Diners Club: Don't Dare Spy Without It
Last month, Italian judges grabbed world headlines by issuing arrest warrants for 19 alleged CIA officers suspected of kidnapping an Islamic militant from the streets of Milan and spiriting him to Egypt. Our colleagues at Italy's L'Espresso weekly gave Whispers a peek at the names, passport numbers, and other identifying data on the fugitive spies. Now, naming CIA operatives may be against the law here (though most, if not all, of the names appear to be aliases). Still, what seemed most striking about the group was not their names but their credit cards, on which they charged over $150,000 for fancy meals and rooms at some of Milan's finest ristoranti and hotels. Among them, the U.S. spies held a total of 10 Visa cards (no surprise there) but no MasterCards and, strangely, six Diners Club cards. Although Diners Club boasts of being the original charge card (its debut, with much fanfare, was way back in 1950), the ailing brand now claims less than 1 percent of the U.S. market.
So why do the CIA' s spooks prefer Diners Club? Do they get bonus points? Free eavesdropping gear? The CIA and Diners Club aren't commenting, but CIA veterans, past and present, say it's just a coincidence. "No one pushes Diners Club for official cover," discloses one former top spy. Maybe it's the company's motto: "Do you have the key that opens doors around the world?"
An Al Qaeda Man Gets His Due
The trial for Mounir el-Motassadeq, the first man convicted in the 9/11 terrorist attacks, ended Friday in Hamburg with a guilty verdict and a seven-year sentence for the charge of belonging to a terrorist organization. Despite complaints that the U.S. Department of Justice did not cooperate enough to get a tougher sentence, the verdict "is quite acceptable," says coprosecutor Andreas Schulz, the Berlin-based attorney who represented the victims' families during the trial. "It's good to have Motassadeq back in jail." As police entered the courtroom to take him into custody, Motassadeq, whose first conviction was overturned last year, asked to visit the restroom. "His face was pale," Schulz tells Whispers. "It seemed as though he had to throw up."

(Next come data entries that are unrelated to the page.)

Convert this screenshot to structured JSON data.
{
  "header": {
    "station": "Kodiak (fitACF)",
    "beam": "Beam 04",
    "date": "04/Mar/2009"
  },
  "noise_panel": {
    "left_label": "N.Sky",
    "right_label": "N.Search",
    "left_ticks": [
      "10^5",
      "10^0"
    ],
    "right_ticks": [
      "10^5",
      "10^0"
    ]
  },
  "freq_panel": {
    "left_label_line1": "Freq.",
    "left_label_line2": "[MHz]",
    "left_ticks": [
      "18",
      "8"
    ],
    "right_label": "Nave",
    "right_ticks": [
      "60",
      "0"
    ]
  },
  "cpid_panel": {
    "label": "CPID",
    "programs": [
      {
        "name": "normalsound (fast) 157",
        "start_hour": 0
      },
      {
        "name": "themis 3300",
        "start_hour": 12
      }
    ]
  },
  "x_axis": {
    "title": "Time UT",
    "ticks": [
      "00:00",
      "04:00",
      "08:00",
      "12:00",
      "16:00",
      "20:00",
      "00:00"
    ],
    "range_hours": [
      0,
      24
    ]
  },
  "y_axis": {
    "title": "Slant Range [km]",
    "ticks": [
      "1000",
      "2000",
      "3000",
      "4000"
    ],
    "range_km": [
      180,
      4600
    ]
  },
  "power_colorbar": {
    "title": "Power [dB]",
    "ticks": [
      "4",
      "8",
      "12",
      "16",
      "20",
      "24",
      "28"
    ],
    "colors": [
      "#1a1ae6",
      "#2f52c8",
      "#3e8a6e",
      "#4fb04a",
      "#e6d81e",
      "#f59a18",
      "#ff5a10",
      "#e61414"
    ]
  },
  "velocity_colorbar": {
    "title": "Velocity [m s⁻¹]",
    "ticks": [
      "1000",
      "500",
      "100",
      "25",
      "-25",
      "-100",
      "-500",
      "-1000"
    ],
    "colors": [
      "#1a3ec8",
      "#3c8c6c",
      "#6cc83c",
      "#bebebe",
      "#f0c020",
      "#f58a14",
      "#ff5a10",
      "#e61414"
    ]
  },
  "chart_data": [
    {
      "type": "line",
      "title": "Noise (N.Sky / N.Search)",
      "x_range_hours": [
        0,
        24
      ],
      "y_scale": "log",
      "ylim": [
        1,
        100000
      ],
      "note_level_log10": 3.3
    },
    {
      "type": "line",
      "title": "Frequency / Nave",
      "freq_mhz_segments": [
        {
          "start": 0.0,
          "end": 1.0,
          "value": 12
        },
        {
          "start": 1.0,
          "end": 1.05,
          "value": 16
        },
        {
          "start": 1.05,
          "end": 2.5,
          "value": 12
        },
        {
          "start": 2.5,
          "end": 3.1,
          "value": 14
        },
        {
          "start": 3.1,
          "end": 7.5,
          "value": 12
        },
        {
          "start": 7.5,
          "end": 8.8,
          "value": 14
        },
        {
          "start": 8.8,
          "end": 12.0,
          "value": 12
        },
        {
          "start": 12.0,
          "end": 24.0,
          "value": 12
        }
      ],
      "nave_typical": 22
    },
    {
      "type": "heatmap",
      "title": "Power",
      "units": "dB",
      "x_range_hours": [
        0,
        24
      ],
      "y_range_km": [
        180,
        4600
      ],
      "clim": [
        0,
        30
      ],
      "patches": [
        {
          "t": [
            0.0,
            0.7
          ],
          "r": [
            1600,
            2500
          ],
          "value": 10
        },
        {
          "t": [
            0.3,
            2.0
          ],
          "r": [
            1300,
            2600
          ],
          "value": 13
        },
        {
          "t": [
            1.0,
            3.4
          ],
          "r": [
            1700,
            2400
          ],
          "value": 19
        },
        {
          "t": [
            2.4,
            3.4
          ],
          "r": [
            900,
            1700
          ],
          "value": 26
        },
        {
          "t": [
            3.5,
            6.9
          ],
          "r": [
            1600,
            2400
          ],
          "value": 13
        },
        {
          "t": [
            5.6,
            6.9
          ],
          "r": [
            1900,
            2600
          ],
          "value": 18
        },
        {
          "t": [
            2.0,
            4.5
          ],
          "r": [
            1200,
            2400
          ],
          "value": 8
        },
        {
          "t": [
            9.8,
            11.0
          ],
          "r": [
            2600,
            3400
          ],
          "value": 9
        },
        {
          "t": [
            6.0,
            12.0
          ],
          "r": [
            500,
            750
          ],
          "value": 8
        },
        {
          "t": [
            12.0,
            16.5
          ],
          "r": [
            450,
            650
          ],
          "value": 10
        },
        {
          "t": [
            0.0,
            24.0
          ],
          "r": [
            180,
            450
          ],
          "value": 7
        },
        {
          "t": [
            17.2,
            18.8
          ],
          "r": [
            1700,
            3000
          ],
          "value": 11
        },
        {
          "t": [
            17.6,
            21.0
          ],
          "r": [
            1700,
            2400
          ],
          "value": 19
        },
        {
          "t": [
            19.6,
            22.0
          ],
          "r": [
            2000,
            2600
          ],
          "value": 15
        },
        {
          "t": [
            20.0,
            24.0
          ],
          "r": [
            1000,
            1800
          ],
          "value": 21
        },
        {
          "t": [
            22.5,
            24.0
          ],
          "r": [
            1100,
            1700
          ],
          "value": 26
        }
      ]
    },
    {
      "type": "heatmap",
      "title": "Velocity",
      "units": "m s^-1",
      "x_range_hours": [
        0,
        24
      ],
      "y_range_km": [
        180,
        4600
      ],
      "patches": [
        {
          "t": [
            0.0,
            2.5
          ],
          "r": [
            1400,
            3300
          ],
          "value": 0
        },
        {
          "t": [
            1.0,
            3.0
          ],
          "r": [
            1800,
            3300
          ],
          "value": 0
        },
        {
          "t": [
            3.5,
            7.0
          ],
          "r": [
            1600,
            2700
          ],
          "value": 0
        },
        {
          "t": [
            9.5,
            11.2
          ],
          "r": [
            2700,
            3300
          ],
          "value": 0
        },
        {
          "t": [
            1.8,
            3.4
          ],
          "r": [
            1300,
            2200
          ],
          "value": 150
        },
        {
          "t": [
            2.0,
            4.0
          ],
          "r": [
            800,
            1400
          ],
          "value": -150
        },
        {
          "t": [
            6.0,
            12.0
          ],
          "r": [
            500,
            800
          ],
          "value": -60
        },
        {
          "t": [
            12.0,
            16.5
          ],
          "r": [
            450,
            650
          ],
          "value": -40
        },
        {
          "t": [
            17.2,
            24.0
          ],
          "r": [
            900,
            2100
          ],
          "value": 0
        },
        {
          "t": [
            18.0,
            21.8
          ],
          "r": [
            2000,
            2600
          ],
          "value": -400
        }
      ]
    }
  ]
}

Selling Just About Anything on eBay
What's hot on eBay? Anything from potential 2008 candidates. Arkansas Gov. Mike Huckabee's spokesman Jim Harris says that some constituents are writing the governor's office just to get return letters that they can hawk. The governor jokes, "My barber was going to sell clippings from my haircuts, but my hair is getting so thin that he decided he would just market one hair at a time."

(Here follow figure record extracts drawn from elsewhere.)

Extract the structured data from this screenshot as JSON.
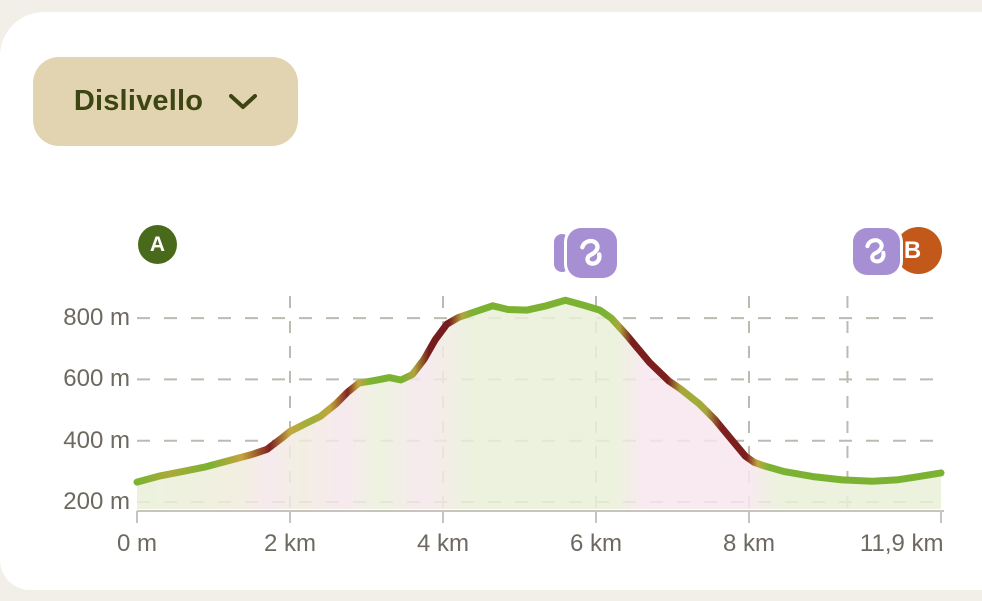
{
  "panel": {
    "dropdown": {
      "label": "Dislivello"
    }
  },
  "markers": {
    "start_label": "A",
    "end_label": "B",
    "waypoint_icon": "waypoint-squiggle"
  },
  "colors": {
    "page_background": "#f2efe9",
    "card_background": "#ffffff",
    "dropdown_background": "#e3d4b1",
    "dropdown_text": "#3d4513",
    "marker_start": "#4a6a1b",
    "marker_end": "#c2591a",
    "waypoint_purple": "#a78fd3",
    "axis_text": "#6e6960",
    "gridline": "#bcbab1",
    "axis_line": "#c6c4bc",
    "slope_flat_green": "#7cb232",
    "slope_steep_red": "#7a1e1e"
  },
  "chart_data": {
    "type": "area",
    "title": "Dislivello",
    "x_unit": "km",
    "y_unit": "m",
    "total_distance_km": 11.9,
    "grid": true,
    "ylim": [
      170,
      900
    ],
    "y_ticks": [
      {
        "m": 800,
        "label": "800 m"
      },
      {
        "m": 600,
        "label": "600 m"
      },
      {
        "m": 400,
        "label": "400 m"
      },
      {
        "m": 200,
        "label": "200 m"
      }
    ],
    "x_ticks": [
      {
        "km": 0,
        "label": "0 m"
      },
      {
        "km": 2,
        "label": "2 km"
      },
      {
        "km": 4,
        "label": "4 km"
      },
      {
        "km": 6,
        "label": "6 km"
      },
      {
        "km": 8,
        "label": "8 km"
      },
      {
        "km": 11.9,
        "label": "11,9 km"
      }
    ],
    "x_gridlines_km": [
      2,
      4,
      6,
      8,
      10
    ],
    "profile_points_km_m": [
      [
        0.0,
        265
      ],
      [
        0.3,
        285
      ],
      [
        0.6,
        300
      ],
      [
        0.9,
        315
      ],
      [
        1.2,
        335
      ],
      [
        1.5,
        355
      ],
      [
        1.7,
        372
      ],
      [
        1.9,
        410
      ],
      [
        2.0,
        430
      ],
      [
        2.2,
        455
      ],
      [
        2.4,
        480
      ],
      [
        2.6,
        520
      ],
      [
        2.75,
        558
      ],
      [
        2.9,
        588
      ],
      [
        3.1,
        596
      ],
      [
        3.3,
        606
      ],
      [
        3.45,
        598
      ],
      [
        3.6,
        616
      ],
      [
        3.75,
        665
      ],
      [
        3.9,
        730
      ],
      [
        4.05,
        780
      ],
      [
        4.2,
        802
      ],
      [
        4.35,
        815
      ],
      [
        4.65,
        840
      ],
      [
        4.85,
        828
      ],
      [
        5.1,
        826
      ],
      [
        5.35,
        840
      ],
      [
        5.6,
        858
      ],
      [
        5.85,
        841
      ],
      [
        6.05,
        826
      ],
      [
        6.2,
        800
      ],
      [
        6.4,
        745
      ],
      [
        6.7,
        655
      ],
      [
        6.95,
        595
      ],
      [
        7.1,
        570
      ],
      [
        7.35,
        520
      ],
      [
        7.55,
        470
      ],
      [
        7.8,
        395
      ],
      [
        7.95,
        350
      ],
      [
        8.1,
        330
      ],
      [
        8.3,
        318
      ],
      [
        8.7,
        300
      ],
      [
        9.3,
        283
      ],
      [
        9.9,
        272
      ],
      [
        10.5,
        268
      ],
      [
        11.0,
        272
      ],
      [
        11.4,
        282
      ],
      [
        11.9,
        295
      ]
    ],
    "slope_color_stops": [
      [
        0.0,
        "#7cb232"
      ],
      [
        0.04,
        "#a9ab38"
      ],
      [
        0.09,
        "#7cb232"
      ],
      [
        0.13,
        "#c4a43c"
      ],
      [
        0.165,
        "#7e2020"
      ],
      [
        0.19,
        "#c2a93f"
      ],
      [
        0.215,
        "#9fae38"
      ],
      [
        0.24,
        "#c0a63c"
      ],
      [
        0.262,
        "#832521"
      ],
      [
        0.275,
        "#bfa83e"
      ],
      [
        0.29,
        "#7cb232"
      ],
      [
        0.33,
        "#7cb232"
      ],
      [
        0.345,
        "#b0a43c"
      ],
      [
        0.363,
        "#771c1c"
      ],
      [
        0.388,
        "#771c1c"
      ],
      [
        0.404,
        "#b0a43c"
      ],
      [
        0.418,
        "#7cb232"
      ],
      [
        0.585,
        "#7cb232"
      ],
      [
        0.6,
        "#a9a83c"
      ],
      [
        0.615,
        "#7a1e1e"
      ],
      [
        0.66,
        "#7a1e1e"
      ],
      [
        0.676,
        "#a8a53c"
      ],
      [
        0.695,
        "#9fae38"
      ],
      [
        0.708,
        "#a8a53c"
      ],
      [
        0.726,
        "#802020"
      ],
      [
        0.758,
        "#7a1e1e"
      ],
      [
        0.772,
        "#bfa83e"
      ],
      [
        0.786,
        "#7cb232"
      ],
      [
        1.0,
        "#7cb232"
      ]
    ],
    "fill_color_stops": [
      [
        0.0,
        "#e9f0d8"
      ],
      [
        0.13,
        "#f0ecdc"
      ],
      [
        0.165,
        "#f6e6ec"
      ],
      [
        0.2,
        "#f0ecde"
      ],
      [
        0.26,
        "#f6e6ec"
      ],
      [
        0.3,
        "#eaf1da"
      ],
      [
        0.355,
        "#f5e6eb"
      ],
      [
        0.42,
        "#e9f0d8"
      ],
      [
        0.595,
        "#e9f0d8"
      ],
      [
        0.63,
        "#f7e6ed"
      ],
      [
        0.76,
        "#f7e6ed"
      ],
      [
        0.8,
        "#e9f0d8"
      ],
      [
        1.0,
        "#e9f0d8"
      ]
    ]
  }
}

Sorry, No Coverage For Mob Violence
Apparently membership doesn't always have its privileges at the United Nations , where U.N. contract workers in Jalalabad are complaining that they're being refused compensation for belongings that were destroyed or stolen during the city's May riots (sparked by an erroneous report of a Koran being flushed down a toilet). "Generally, in most contracts, compensation is not provided," says a Kabul-based U.N. spokesman, though some agency heads can grant discretionary compensation, like extra leave time. "It's crazy how inconsistent it all is," says one American worker.